Bengali Mata went back indoors. We sipped out tea.
Baba had lived at Tapovan for years. I had seen his photograph in a book. In the summer he gave shelter to the sadhus and yatris who came visiting. In the winter he stayed on in the silence, alone with Mata.
Julia tried to provoke the Baba into a revelation.
“Did you know from the start that you would stay here so long?” she asked.
“Yes,” he said. Nothing more.
We sat quietly again, gazing at Shivling. Suddenly the silence was broken by the sound of a helicopter, invisible below us.
“Can helicopters land here?”
“No,” said the Baba. It sounded like a policy statement.
The clatter of the helicopter dissolved back into the silence.
We went back to our sacks and rummaged for food to leave for the Baba. He came over to us while we were assembling the parcel.
“Have you any kishmish?” he asked.
We added our sultanas to the parcel and the Baba went back to his cottage.
“I didn’t think Babas ate kishmish,” I said.

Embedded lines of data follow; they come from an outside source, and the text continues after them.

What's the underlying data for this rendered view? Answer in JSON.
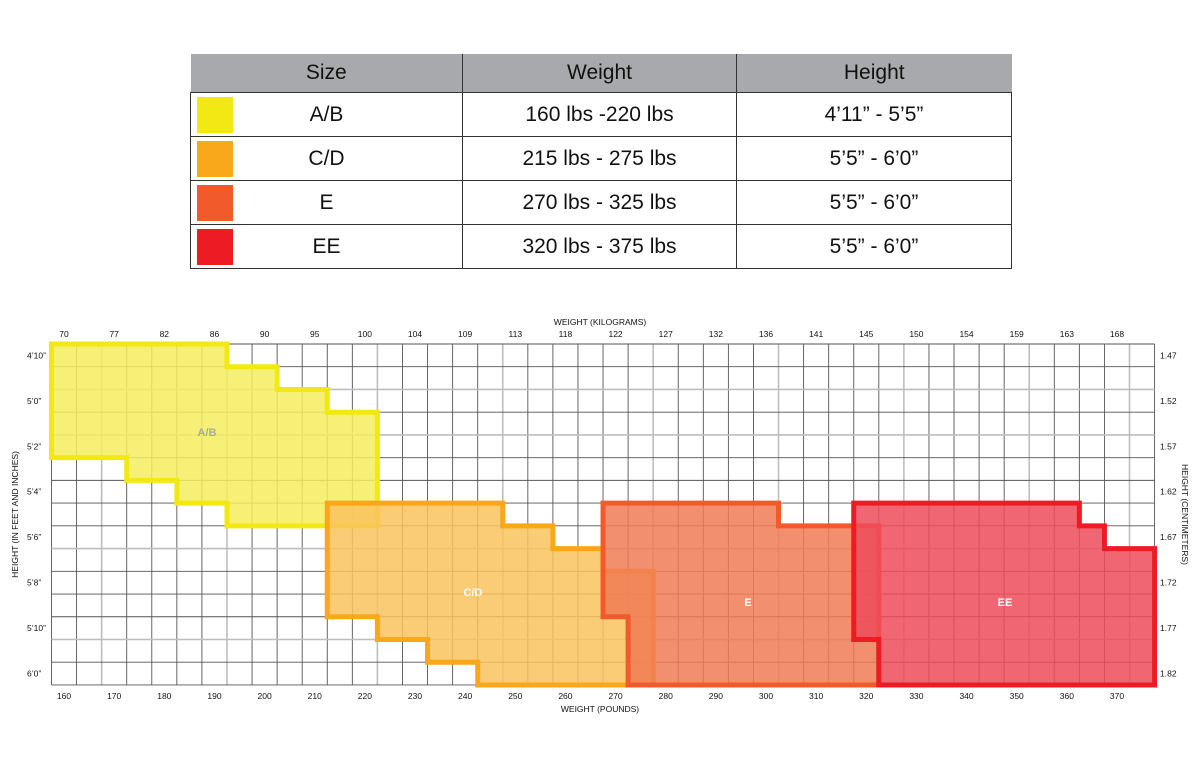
{
  "table": {
    "headers": [
      "Size",
      "Weight",
      "Height"
    ],
    "rows": [
      {
        "size": "A/B",
        "weight": "160 lbs -220 lbs",
        "height": "4’11” -  5’5”",
        "color": "#f2e813"
      },
      {
        "size": "C/D",
        "weight": "215 lbs - 275 lbs",
        "height": "5’5” - 6’0”",
        "color": "#f9a71b"
      },
      {
        "size": "E",
        "weight": "270 lbs - 325 lbs",
        "height": "5’5” - 6’0”",
        "color": "#f15a2b"
      },
      {
        "size": "EE",
        "weight": "320 lbs - 375 lbs",
        "height": "5’5” - 6’0”",
        "color": "#ed1c24"
      }
    ]
  },
  "chart_data": {
    "type": "area",
    "title_top": "WEIGHT (KILOGRAMS)",
    "xlabel": "WEIGHT (POUNDS)",
    "ylabel_left": "HEIGHT (IN FEET AND INCHES)",
    "ylabel_right": "HEIGHT (CENTIMETERS)",
    "xlim_lbs": [
      157.5,
      377.5
    ],
    "ylim_inches": [
      57.5,
      72.5
    ],
    "grid": true,
    "x_ticks_lbs": [
      "160",
      "170",
      "180",
      "190",
      "200",
      "210",
      "220",
      "230",
      "240",
      "250",
      "260",
      "270",
      "280",
      "290",
      "300",
      "310",
      "320",
      "330",
      "340",
      "350",
      "360",
      "370"
    ],
    "x_ticks_kg": [
      "70",
      "77",
      "82",
      "86",
      "90",
      "95",
      "100",
      "104",
      "109",
      "113",
      "118",
      "122",
      "127",
      "132",
      "136",
      "141",
      "145",
      "150",
      "154",
      "159",
      "163",
      "168"
    ],
    "y_ticks_ft": [
      "4’10”",
      "5’0”",
      "5’2”",
      "5’4”",
      "5’6”",
      "5’8”",
      "5’10”",
      "6’0”"
    ],
    "y_ticks_m": [
      "1.47",
      "1.52",
      "1.57",
      "1.62",
      "1.67",
      "1.72",
      "1.77",
      "1.82"
    ],
    "regions": [
      {
        "name": "A/B",
        "color": "#f2e813",
        "fill": "#f5ef5e",
        "label_color": "#a7a9ac",
        "vertices_lbs_in": [
          [
            157.5,
            57.5
          ],
          [
            192.5,
            57.5
          ],
          [
            192.5,
            58.5
          ],
          [
            202.5,
            58.5
          ],
          [
            202.5,
            59.5
          ],
          [
            212.5,
            59.5
          ],
          [
            212.5,
            60.5
          ],
          [
            222.5,
            60.5
          ],
          [
            222.5,
            65.5
          ],
          [
            192.5,
            65.5
          ],
          [
            192.5,
            64.5
          ],
          [
            182.5,
            64.5
          ],
          [
            182.5,
            63.5
          ],
          [
            172.5,
            63.5
          ],
          [
            172.5,
            62.5
          ],
          [
            157.5,
            62.5
          ]
        ]
      },
      {
        "name": "C/D",
        "color": "#f9a71b",
        "fill": "#f9c35e",
        "label_color": "#ffffff",
        "vertices_lbs_in": [
          [
            212.5,
            64.5
          ],
          [
            247.5,
            64.5
          ],
          [
            247.5,
            65.5
          ],
          [
            257.5,
            65.5
          ],
          [
            257.5,
            66.5
          ],
          [
            267.5,
            66.5
          ],
          [
            267.5,
            67.5
          ],
          [
            277.5,
            67.5
          ],
          [
            277.5,
            72.5
          ],
          [
            242.5,
            72.5
          ],
          [
            242.5,
            71.5
          ],
          [
            232.5,
            71.5
          ],
          [
            232.5,
            70.5
          ],
          [
            222.5,
            70.5
          ],
          [
            222.5,
            69.5
          ],
          [
            212.5,
            69.5
          ]
        ]
      },
      {
        "name": "E",
        "color": "#f15a2b",
        "fill": "#f07b55",
        "label_color": "#ffffff",
        "vertices_lbs_in": [
          [
            267.5,
            64.5
          ],
          [
            302.5,
            64.5
          ],
          [
            302.5,
            65.5
          ],
          [
            322.5,
            65.5
          ],
          [
            322.5,
            72.5
          ],
          [
            272.5,
            72.5
          ],
          [
            272.5,
            69.5
          ],
          [
            267.5,
            69.5
          ]
        ]
      },
      {
        "name": "EE",
        "color": "#ed1c24",
        "fill": "#ee4b5a",
        "label_color": "#ffffff",
        "vertices_lbs_in": [
          [
            317.5,
            64.5
          ],
          [
            362.5,
            64.5
          ],
          [
            362.5,
            65.5
          ],
          [
            367.5,
            65.5
          ],
          [
            367.5,
            66.5
          ],
          [
            377.5,
            66.5
          ],
          [
            377.5,
            72.5
          ],
          [
            322.5,
            72.5
          ],
          [
            322.5,
            70.5
          ],
          [
            317.5,
            70.5
          ]
        ]
      }
    ]
  }
}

The sultanas had been the only food we had left. Now we wouldn’t be able to eat until we got down to the Rest House.
We let the porters from the climbing expedition go down ahead of us. We were hungry and in a hurry, but we didn’t want careless feet above us. At Gaumukh we searched our sacks again and found a couple of biscuits that had escaped the Baba. We walked on, dreaming of the meal we would have at the Rest House. There would be no more Maggi Noodles, we thought. There would be daal and rice and vegetables and as many chapattis as we could eat.
The Rest House was almost closed when we arrived. It was the season’s end.
“No dinner,” said the manager.
“Maggi noodles only.”
So we dined on noodles after all. The only other guest was a German photographer who had travelled up the Ganga from Calcutta, working on a magazine assignment. He seemed content with his noodles.
The tents of the climbing expedition sprang up beside the Rest House. A man from Uttarkashi was in charge of the porters.
“You are from Scotland?” he said. “You know Mister Martin Moran?”
Martin Moran is a mountain guide from the north west of Scotland. The man had been a cook on Martin’s 1983 expedition to Bhagirathi, a groundbreaking ascent up rock of great difficulty. Now he had a trekking agency of his own in Uttarkashi.
“And this expedition?”
“Korean people. Chaukamba expedition. They did not reach the top. Too much cold. Too late in the season. Next year they will go to Everest.”
At 7138 metres Chaukamba is is the highest peak in the area, but Everest is 1700 metres higher.
We had another bowl of noodles for breakfast, and then we set off for Gangotri. There were no pilgrims now, but the track was busy with heavy traffic; porters from the Chaukamba expedition and porters stripping the Rest House for the winter. I was hungry, and the sultanas that we had given to the Baba still preyed on my mind.
Gangotri was quiet when we arrived. The temple was due to close in three days time. Most of the shops were already abandoned; the shopkeepers had gone down the valley to Uttarkashi. We booked into our hotel and ordered rice and daal and alu gobhi and chapattis. An American called Jo Reinhard shared our table in the yard.
“You’re from Scotland?” he said. “You know a guy called Hamish MacInnes?”
“Not my generation. Or my league.” Twenty years earlier, Hamish MacInnes had been the public face of Scottish mountaineering.
Jo was an anthropologist. He had travelled with MacInnes in Nepal.